Die Zahl der Lehrlinge sinkt nicht nur in Deutschland, sondern auch im streng regulierten Österreich. Das hat vor allem demografische Gründe. Abbildung 2 zeigt den Zusammenhang zwischen der Anzahl der Lehrlingen und der Anzahl der 15-Jährigen im Jahresschnitt.

Anzahl der Lehrlinge und Anzahl der 15-Jährigen

Abbildung 2. Quelle: WKÖ, Statistik Austria.

Die zwei Kurven verlaufen nahezu gleich: Es gibt einen starken, statistisch nachweisbaren Zusammenhang zwischen der Zahl der Lehrlinge und der sinkenden Zahl der jungen Menschen in der Gesellschaft. Im Zeitraum 1980 bis 2015 ist die Zahl der 15-Jährigen von 130.000 auf unter 90.000 gesunken.

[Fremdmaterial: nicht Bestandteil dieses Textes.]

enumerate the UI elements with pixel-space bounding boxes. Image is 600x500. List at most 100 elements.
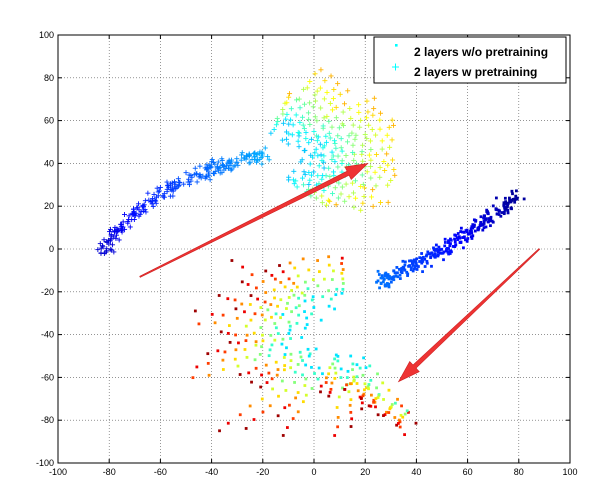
- data-point-plus: [310, 104, 316, 110]
- data-point-dot: [505, 201, 509, 205]
- data-point-dot: [400, 266, 404, 270]
- data-point-plus: [308, 172, 314, 178]
- data-point-plus: [126, 213, 132, 219]
- data-point-dot: [293, 381, 296, 384]
- data-point-dot: [341, 282, 345, 285]
- data-point-plus: [172, 179, 178, 185]
- data-point-dot: [449, 238, 453, 242]
- data-point-dot: [304, 393, 308, 397]
- data-point-plus: [366, 122, 372, 128]
- data-point-dot: [436, 250, 440, 254]
- data-point-dot: [219, 330, 223, 334]
- data-point-dot: [411, 269, 415, 273]
- data-point-dot: [263, 318, 267, 322]
- data-point-dot: [485, 208, 489, 212]
- data-point-plus: [360, 142, 366, 148]
- data-point-plus: [329, 149, 335, 155]
- data-point-dot: [471, 223, 475, 227]
- data-point-dot: [254, 340, 258, 344]
- data-point-dot: [500, 211, 504, 214]
- data-point-dot: [513, 198, 517, 202]
- data-point-plus: [366, 152, 372, 158]
- data-point-dot: [430, 251, 434, 255]
- data-point-dot: [234, 348, 238, 352]
- data-point-plus: [280, 111, 286, 117]
- data-point-plus: [340, 109, 346, 115]
- data-point-dot: [207, 373, 211, 377]
- data-point-dot: [246, 283, 250, 286]
- data-point-plus: [351, 204, 357, 210]
- data-point-dot: [244, 324, 248, 328]
- data-point-dot: [318, 270, 321, 274]
- data-point-plus: [377, 126, 383, 132]
- data-point-dot: [283, 285, 287, 289]
- data-point-plus: [384, 132, 390, 138]
- data-point-plus: [221, 167, 227, 173]
- data-point-dot: [281, 313, 285, 316]
- data-point-dot: [365, 386, 368, 390]
- data-point-dot: [327, 255, 331, 259]
- data-point-dot: [319, 390, 322, 394]
- data-point-dot: [322, 277, 326, 281]
- data-point-plus: [333, 145, 339, 151]
- data-point-dot: [261, 333, 264, 337]
- data-point-dot: [269, 333, 273, 337]
- data-point-dot: [429, 256, 433, 260]
- data-point-dot: [482, 214, 486, 218]
- data-point-plus: [296, 130, 302, 136]
- x-tick-label: -40: [205, 467, 218, 477]
- data-point-plus: [238, 157, 244, 163]
- data-point-plus: [173, 181, 179, 187]
- data-point-plus: [331, 138, 337, 144]
- data-point-dot: [398, 273, 402, 277]
- data-point-dot: [243, 310, 246, 314]
- data-point-dot: [494, 207, 498, 211]
- data-point-dot: [415, 257, 419, 261]
- data-point-dot: [508, 199, 512, 203]
- data-point-dot: [399, 413, 403, 417]
- data-point-plus: [326, 118, 332, 124]
- data-point-dot: [442, 250, 446, 254]
- data-point-dot: [297, 313, 301, 317]
- data-point-plus: [308, 136, 314, 142]
- data-point-plus: [377, 117, 383, 123]
- data-point-dot: [405, 270, 409, 274]
- data-point-dot: [281, 270, 285, 274]
- data-point-plus: [312, 114, 318, 120]
- data-point-dot: [287, 332, 291, 335]
- data-point-dot: [336, 416, 340, 419]
- data-point-plus: [372, 169, 378, 175]
- data-point-dot: [383, 413, 387, 417]
- data-point-dot: [435, 247, 439, 251]
- data-point-plus: [95, 247, 101, 253]
- data-point-dot: [453, 233, 457, 237]
- data-point-dot: [311, 278, 315, 282]
- data-point-plus: [131, 217, 137, 223]
- data-point-plus: [359, 149, 365, 155]
- data-point-dot: [514, 194, 518, 198]
- data-point-plus: [333, 104, 339, 110]
- data-point-plus: [284, 129, 290, 135]
- data-point-dot: [376, 372, 379, 376]
- data-point-dot: [328, 366, 332, 370]
- data-point-plus: [321, 143, 327, 149]
- data-point-dot: [421, 260, 425, 263]
- data-point-dot: [403, 268, 406, 272]
- data-point-dot: [340, 291, 344, 295]
- data-point-dot: [457, 235, 461, 239]
- data-point-plus: [262, 145, 268, 151]
- data-point-plus: [235, 162, 241, 168]
- data-point-dot: [277, 394, 280, 398]
- data-point-dot: [437, 245, 441, 249]
- data-point-dot: [236, 364, 240, 368]
- data-point-dot: [259, 306, 263, 309]
- data-point-dot: [398, 425, 402, 429]
- data-point-dot: [333, 366, 337, 370]
- data-point-plus: [332, 141, 338, 147]
- data-point-dot: [415, 264, 419, 268]
- data-point-plus: [225, 160, 231, 166]
- legend-box: [373, 36, 567, 84]
- data-point-plus: [234, 159, 240, 165]
- data-point-plus: [142, 207, 148, 213]
- data-point-dot: [301, 400, 305, 404]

Alfred Freundlinger, zuständig für Lehrlingsausbildung in der Wirtschaftskammer, sprach 2011 in einem Interview für “Die Presse”[1] dieses Problem bereits an:

”Nicht Lehrlinge suchen verzweifelt Lehrstellen, sondern Unternehmen suchen begierig Lehrlinge – eine solche Situation könnte künftig durchaus möglich sein, mutmaßt Alfred Freundlinger, in der Wirtschaftskammer Österreich für Lehrlingsausbildung zuständig: ’Es gibt bereits jetzt in bestimmten Branchen regional mehr Lehrstellen als Bewerber. Und dieser Trend wird sich aufgrund der demografischen Entwicklung sicher noch verstärken.’ ”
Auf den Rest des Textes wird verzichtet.